The trend is changing, however, and buy-to-let investors are open to remortgaging more than ever before. The market is more competitive and lower yields mean that investors must be on the lookout for ways of saving on the running costs of their properties. Investors also like to release equity that has built up in their properties in order to provide the funds to buy more property or to fund their personal lifestyles.
While the primary reason for remortgaging a buy-to-let property may be to save money, switching lenders simply because of a lower interest rate is not recommended. There are many other factors to consider including exit and entry fees, the structure of the interest payments, and the flexibility of buy-to-let mortgages. Assessing a remortgage on the headline interest rate alone is not a good idea.
Instead, property investors must first assess whether their existing mortgage contains any Early Repayment Charges and whether the remortgage product has any hefty application fees and mortgage broker fees. Sometimes producing savings via a lower interest rate can be negated by such fees.

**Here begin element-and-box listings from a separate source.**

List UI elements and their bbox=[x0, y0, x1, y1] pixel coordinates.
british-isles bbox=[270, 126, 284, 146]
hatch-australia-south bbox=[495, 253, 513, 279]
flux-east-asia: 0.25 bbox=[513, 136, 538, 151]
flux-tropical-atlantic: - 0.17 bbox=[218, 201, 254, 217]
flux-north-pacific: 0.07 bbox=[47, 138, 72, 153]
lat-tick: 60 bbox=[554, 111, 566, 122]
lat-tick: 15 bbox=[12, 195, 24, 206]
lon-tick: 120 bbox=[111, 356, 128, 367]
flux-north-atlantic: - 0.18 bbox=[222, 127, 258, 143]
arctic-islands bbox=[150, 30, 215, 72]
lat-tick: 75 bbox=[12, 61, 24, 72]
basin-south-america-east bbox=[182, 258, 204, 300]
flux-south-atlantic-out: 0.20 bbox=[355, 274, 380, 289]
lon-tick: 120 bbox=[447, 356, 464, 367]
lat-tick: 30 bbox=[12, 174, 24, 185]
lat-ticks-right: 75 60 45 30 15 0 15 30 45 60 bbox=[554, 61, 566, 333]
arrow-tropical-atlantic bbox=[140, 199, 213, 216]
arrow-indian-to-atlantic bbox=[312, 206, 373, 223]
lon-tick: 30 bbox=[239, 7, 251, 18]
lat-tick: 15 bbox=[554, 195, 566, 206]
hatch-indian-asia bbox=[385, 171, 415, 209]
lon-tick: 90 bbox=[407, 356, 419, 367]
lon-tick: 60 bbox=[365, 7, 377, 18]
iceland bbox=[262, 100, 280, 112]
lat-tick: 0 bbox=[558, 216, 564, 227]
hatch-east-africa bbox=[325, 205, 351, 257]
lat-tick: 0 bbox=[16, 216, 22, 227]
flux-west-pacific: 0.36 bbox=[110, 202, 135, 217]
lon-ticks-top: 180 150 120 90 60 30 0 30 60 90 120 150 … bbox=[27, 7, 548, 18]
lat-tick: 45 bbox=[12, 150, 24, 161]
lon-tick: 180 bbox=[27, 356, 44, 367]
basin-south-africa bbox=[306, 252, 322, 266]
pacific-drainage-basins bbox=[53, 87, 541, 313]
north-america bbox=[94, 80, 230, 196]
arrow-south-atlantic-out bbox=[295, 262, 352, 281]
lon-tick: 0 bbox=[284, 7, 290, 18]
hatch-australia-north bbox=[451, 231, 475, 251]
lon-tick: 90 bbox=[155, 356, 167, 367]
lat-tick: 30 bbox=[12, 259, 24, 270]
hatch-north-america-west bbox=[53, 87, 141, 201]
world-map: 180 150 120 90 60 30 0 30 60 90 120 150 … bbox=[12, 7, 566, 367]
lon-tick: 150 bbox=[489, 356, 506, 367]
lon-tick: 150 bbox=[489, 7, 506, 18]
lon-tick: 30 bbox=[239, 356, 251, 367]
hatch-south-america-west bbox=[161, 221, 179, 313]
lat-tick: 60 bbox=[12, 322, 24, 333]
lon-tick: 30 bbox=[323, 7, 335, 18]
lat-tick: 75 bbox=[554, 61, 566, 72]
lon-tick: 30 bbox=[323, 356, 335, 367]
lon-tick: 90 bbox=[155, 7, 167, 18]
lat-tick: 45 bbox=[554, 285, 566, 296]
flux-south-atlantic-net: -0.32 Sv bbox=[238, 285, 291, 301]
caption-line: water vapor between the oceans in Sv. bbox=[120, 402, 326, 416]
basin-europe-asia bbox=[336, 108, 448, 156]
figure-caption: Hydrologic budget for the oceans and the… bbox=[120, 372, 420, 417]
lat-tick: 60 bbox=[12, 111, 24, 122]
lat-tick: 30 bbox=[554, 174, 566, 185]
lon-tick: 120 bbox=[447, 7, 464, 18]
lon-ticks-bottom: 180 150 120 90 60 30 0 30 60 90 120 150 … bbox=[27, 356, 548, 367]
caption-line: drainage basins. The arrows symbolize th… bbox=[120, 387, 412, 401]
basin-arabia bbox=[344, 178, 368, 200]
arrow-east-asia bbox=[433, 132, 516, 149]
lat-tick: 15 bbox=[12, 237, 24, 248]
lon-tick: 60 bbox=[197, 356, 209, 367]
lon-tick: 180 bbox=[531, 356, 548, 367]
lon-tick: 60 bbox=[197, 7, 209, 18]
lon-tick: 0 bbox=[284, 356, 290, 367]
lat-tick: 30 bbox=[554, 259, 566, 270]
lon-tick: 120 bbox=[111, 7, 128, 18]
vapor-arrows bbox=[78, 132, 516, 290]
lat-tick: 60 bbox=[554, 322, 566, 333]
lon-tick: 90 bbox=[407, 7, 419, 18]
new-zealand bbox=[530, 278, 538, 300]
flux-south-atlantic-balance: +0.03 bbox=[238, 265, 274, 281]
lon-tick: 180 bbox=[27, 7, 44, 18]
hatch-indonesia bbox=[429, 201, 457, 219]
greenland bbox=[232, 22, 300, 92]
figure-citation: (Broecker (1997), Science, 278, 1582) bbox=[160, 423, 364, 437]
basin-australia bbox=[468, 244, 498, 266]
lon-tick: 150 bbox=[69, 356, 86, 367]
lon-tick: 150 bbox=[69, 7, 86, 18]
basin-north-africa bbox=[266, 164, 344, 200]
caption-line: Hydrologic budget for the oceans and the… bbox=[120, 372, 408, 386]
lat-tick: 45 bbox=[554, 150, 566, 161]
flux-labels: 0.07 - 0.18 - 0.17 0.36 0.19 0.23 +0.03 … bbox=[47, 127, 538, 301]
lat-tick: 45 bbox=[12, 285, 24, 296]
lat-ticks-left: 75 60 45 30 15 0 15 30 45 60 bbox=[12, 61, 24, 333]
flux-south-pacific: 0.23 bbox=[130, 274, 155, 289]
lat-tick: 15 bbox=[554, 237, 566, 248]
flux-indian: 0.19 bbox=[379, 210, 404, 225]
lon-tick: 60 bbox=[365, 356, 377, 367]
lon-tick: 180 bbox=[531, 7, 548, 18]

It is also important to assess the structure of the interest rates on buy-to-let mortgages. Ordinarily the rate will be attached to the Bank of England Base Rate (BoEBR) and will be offered as a tracker, discount, or capped rate. Interest rates can also be fixed for a period of time in order to help with budgeting.
Overpayments and underpayments may also be necessary throughout the term of the loan. Buy-to-let investors may find that they require such flexibility and if so they should seek to remortgage to a product that offers such options.
Finally, before switching to a new lender, investors should contact their current lender with the details of the product they are considering remortgaging to in order to find out if the current lender will match the offer. This could save the property investor both time and money. Lenders are often receptive to such propositions in order to retain the business of a good client.